Field level information products containing remote sensing data are being developed by Kenya Pula. The company provides affordable insurance to small farmers in Africa and the Middle East. The insurance protects livelihoods when drought, flooding, locust swarms, or other events damage crops or prevent germination. Locals use smartphone apps to report information on crop production, which the company combines with geospatial observations. Pula then uses those apps to provide targeted agronomic advice, as well as warnings about weather, pests and diseases. Pula reports that the number of insured farmers in Kenya has grown from 1,000 to 10,000 in about 3 years. The company has paid about $ 766,000 for crop losses so far, and about 80% of households say they use some of those insurance funds to buy food.
Earth observations are of course only useful if they can provide meaningful information. Radiant Earth Foundation develops machine learning methods analyze and classify observations from the Sentinel-2 satellite.
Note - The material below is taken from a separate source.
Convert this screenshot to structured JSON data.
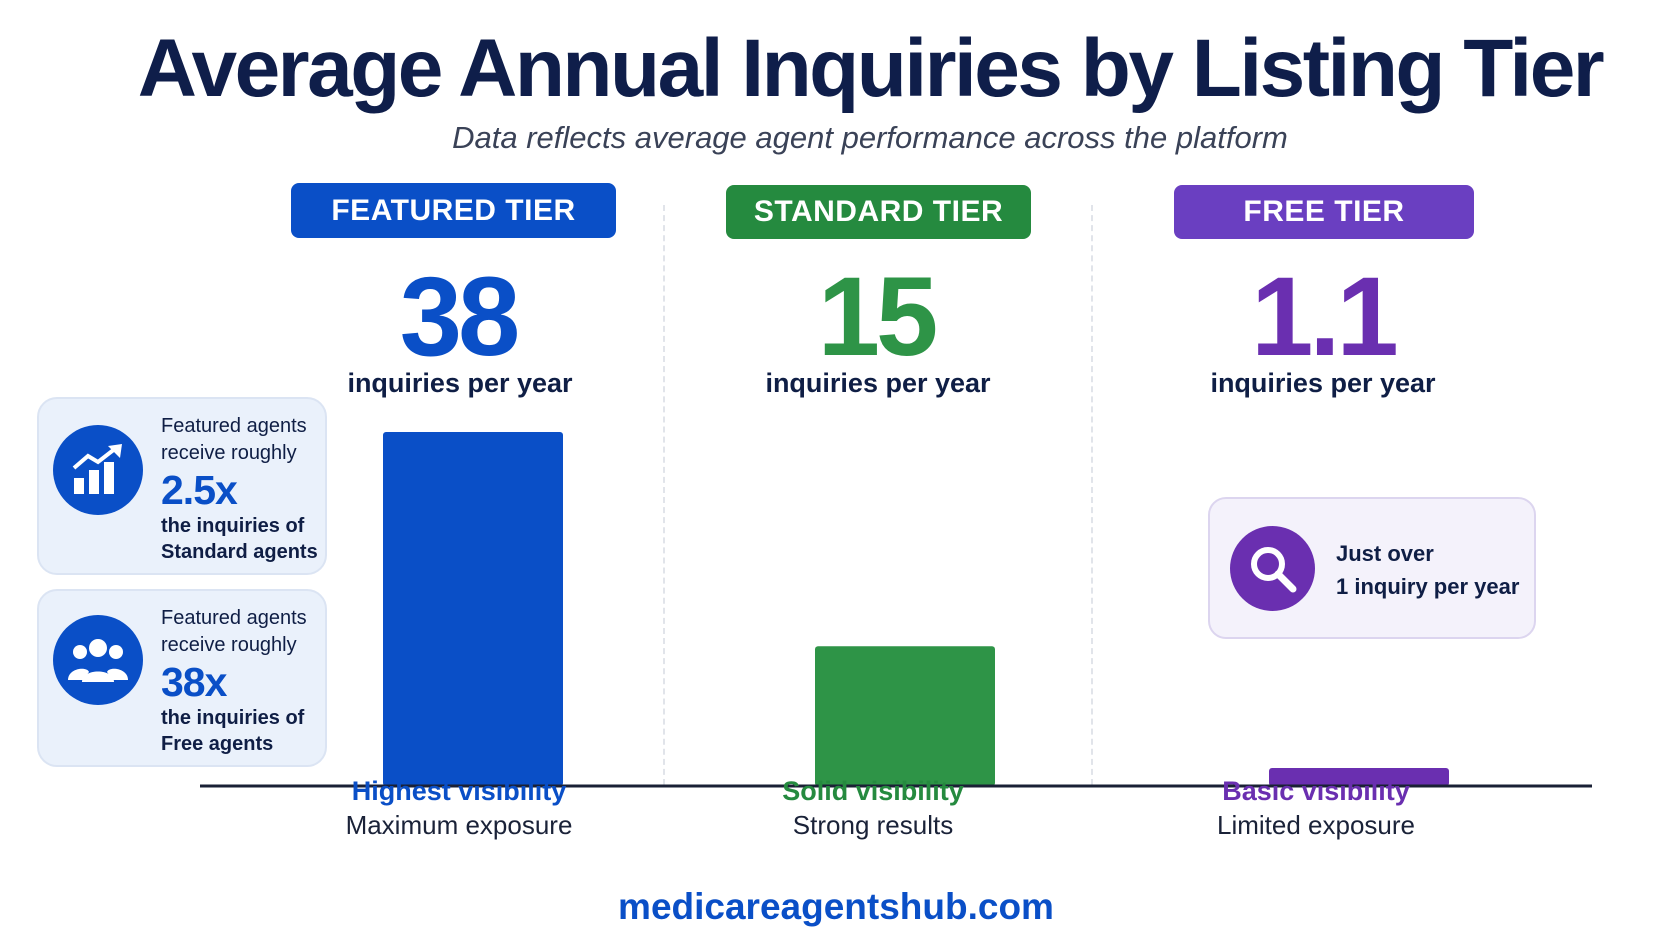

The organization is building an open library of spatially specific field data through collaborations, such as a dataset of 319 agricultural plots in Kenya that combines earth observations with measurements on the ground.
Coordination and involvement between these efforts is critical to improve our understanding of the Earth system and to bring real benefits to smallholders and the vulnerable communities they serve. Scientists engaged in these and other efforts to link Earth systems science with food security outcomes should encourage further discussion between funding agencies, governments, universities and scientists and work to bring in additional partners who can help deliver timely and reliable information, insights and technology. The drive to provide more and better information about food security is literally a life or death proposition.